Мать с сыном взялись за кухонный шкаф. На столе расстелили газеты и теперь вываливали туда содержимое стеклянных и жестяных банок, изредка чихая от залежалой крупы, специй или пыли. Осмотрели все ящики, кастрюли и даже морозилку. Аманбеке подумала, что теперь в этом бардаке совсем нет шансов что-то найти. Тулин будто прочитал ее мысли.
– Завтра Айнагуль сюда пришлем, выдраит все. Может, и найдем чего.
– Если она первая не найдет и не даст деру от тебя, – усмехнулась Аманбеке.
– Да куда ей бежать? И к кому? С ребенком. – Тулин задумался. – Может, она уже и от меня беременна. Кому она нужна с двумя детьми? А у меня квартира, и даже с детской комнатой.
Тулин небрежно ополоснул руки в раковине, зато с усилием принялся вытирать их полотенцем, оставляя на старой махре грязные разводы. Полотенце не выдержало экзекуции и расползлось в сухих руках Тулина. Глупое его лицо озарилось удовлетворением, какое бывает после успешно завершенного труда.
Аманбеке впилась ногтями в ладошки. Гнев Аманбеке заполнил комнату, он поднимался снизу, будто с засаленного, годами не чищенного паласа, сочился из телевизора с серым налетом, из чайника с подгорелым черным дном, с желтых разводов на потолке.
– А знаешь что? – прошипела Аманбеке сквозь зубы. – Давай позвоним этой Катьке прямо сейчас.
– Давай, а что говорить будем?
– Неси сотовый и мою сумку, – скомандовала Аманбеке и, стряхнув с табурета мусор лоскутком полотенца, уселась и глубоко задышала.
Пока Тулин ходил в прихожую, Аманбеке, как в перемотке, прогоняла события, которые застала в этой квартире. Свадьбу брата, рождение Улбосын, рождение Маратика, его похороны, побег Наины, побег Катьки. Они все ушли. Только она всегда была рядом. Она – настоящая хозяйка.
– А что скажем? – добродушно спросил Тулин, протягивая матери кожаную сумочку.
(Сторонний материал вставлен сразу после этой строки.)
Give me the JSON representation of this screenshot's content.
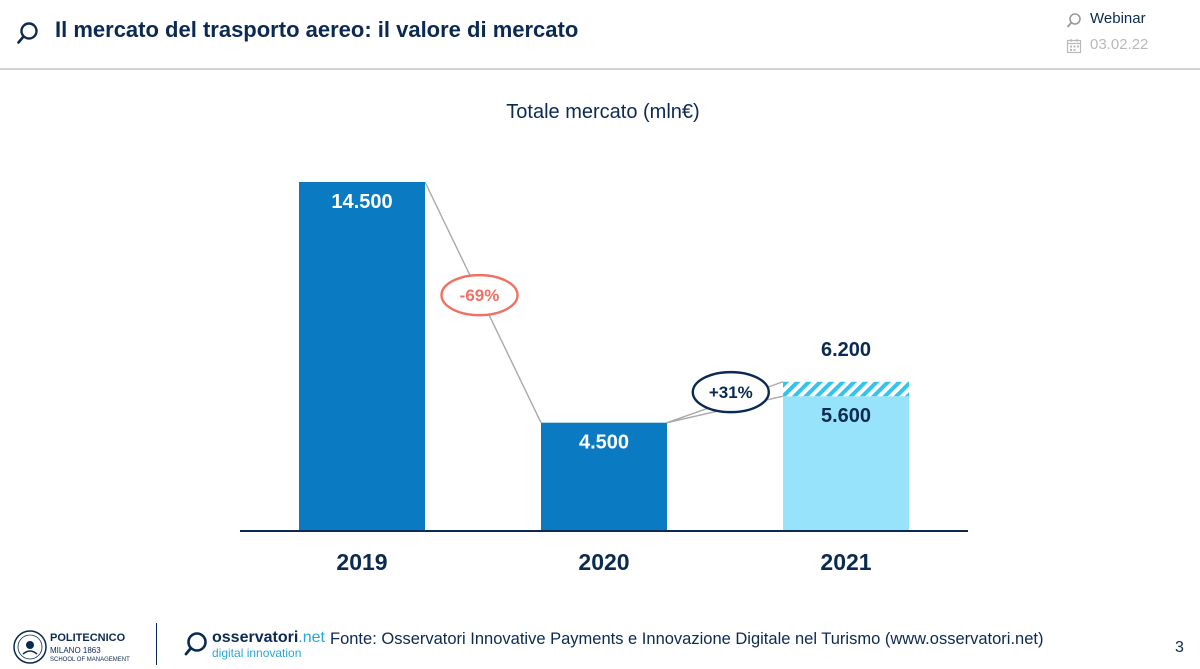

Аманбеке молча расстегнула золотистую молнию и вытащила блокнот, исписанный мелким почерком. Пролистала несколько страниц и, выхватив у сына массивную трубку, поспешно набрала номер. Гудки сменились потрескиванием. Тулин уселся матери в ноги и стал слушать.
– Алло, Улбосын! – крикнула Аманбеке в трубку, будто ее было плохо слышно. – Катька, ты, что ли?
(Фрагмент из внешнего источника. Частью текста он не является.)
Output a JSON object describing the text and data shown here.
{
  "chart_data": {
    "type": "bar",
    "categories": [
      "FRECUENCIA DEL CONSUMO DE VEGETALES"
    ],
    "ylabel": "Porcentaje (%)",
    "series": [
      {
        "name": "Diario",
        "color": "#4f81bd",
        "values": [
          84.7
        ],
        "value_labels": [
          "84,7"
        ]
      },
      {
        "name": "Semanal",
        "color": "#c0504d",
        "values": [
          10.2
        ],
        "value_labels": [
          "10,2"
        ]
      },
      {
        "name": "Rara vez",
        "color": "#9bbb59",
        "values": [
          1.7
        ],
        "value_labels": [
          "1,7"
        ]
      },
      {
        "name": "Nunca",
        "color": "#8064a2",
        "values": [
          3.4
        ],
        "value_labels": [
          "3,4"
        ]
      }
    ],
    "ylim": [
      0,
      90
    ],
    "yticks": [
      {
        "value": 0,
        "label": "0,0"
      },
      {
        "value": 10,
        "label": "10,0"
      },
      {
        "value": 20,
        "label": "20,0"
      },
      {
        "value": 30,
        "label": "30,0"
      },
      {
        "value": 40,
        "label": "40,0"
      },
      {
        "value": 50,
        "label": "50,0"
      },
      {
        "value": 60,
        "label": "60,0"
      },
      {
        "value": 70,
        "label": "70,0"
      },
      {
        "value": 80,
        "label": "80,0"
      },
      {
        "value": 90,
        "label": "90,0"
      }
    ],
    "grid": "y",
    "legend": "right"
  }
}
– Кто это? – донеслось из динамика.
– Апашка твоя. Аманбеке. Ты куда пропала? – Аманбеке притихла, но что говорила Катя – не слушала. – А разве так можно делать? Ты бросила отца, он, между прочим, не молодой человек был. А я? Я тебе что, чужая? Мы тебя с отцом вырастили. Не мамка твоя кукушка, а мы. А ты бросила стариков и живешь там в своей Москве, бед не знаешь. Отец так и умер с мыслью, что ты его бросила.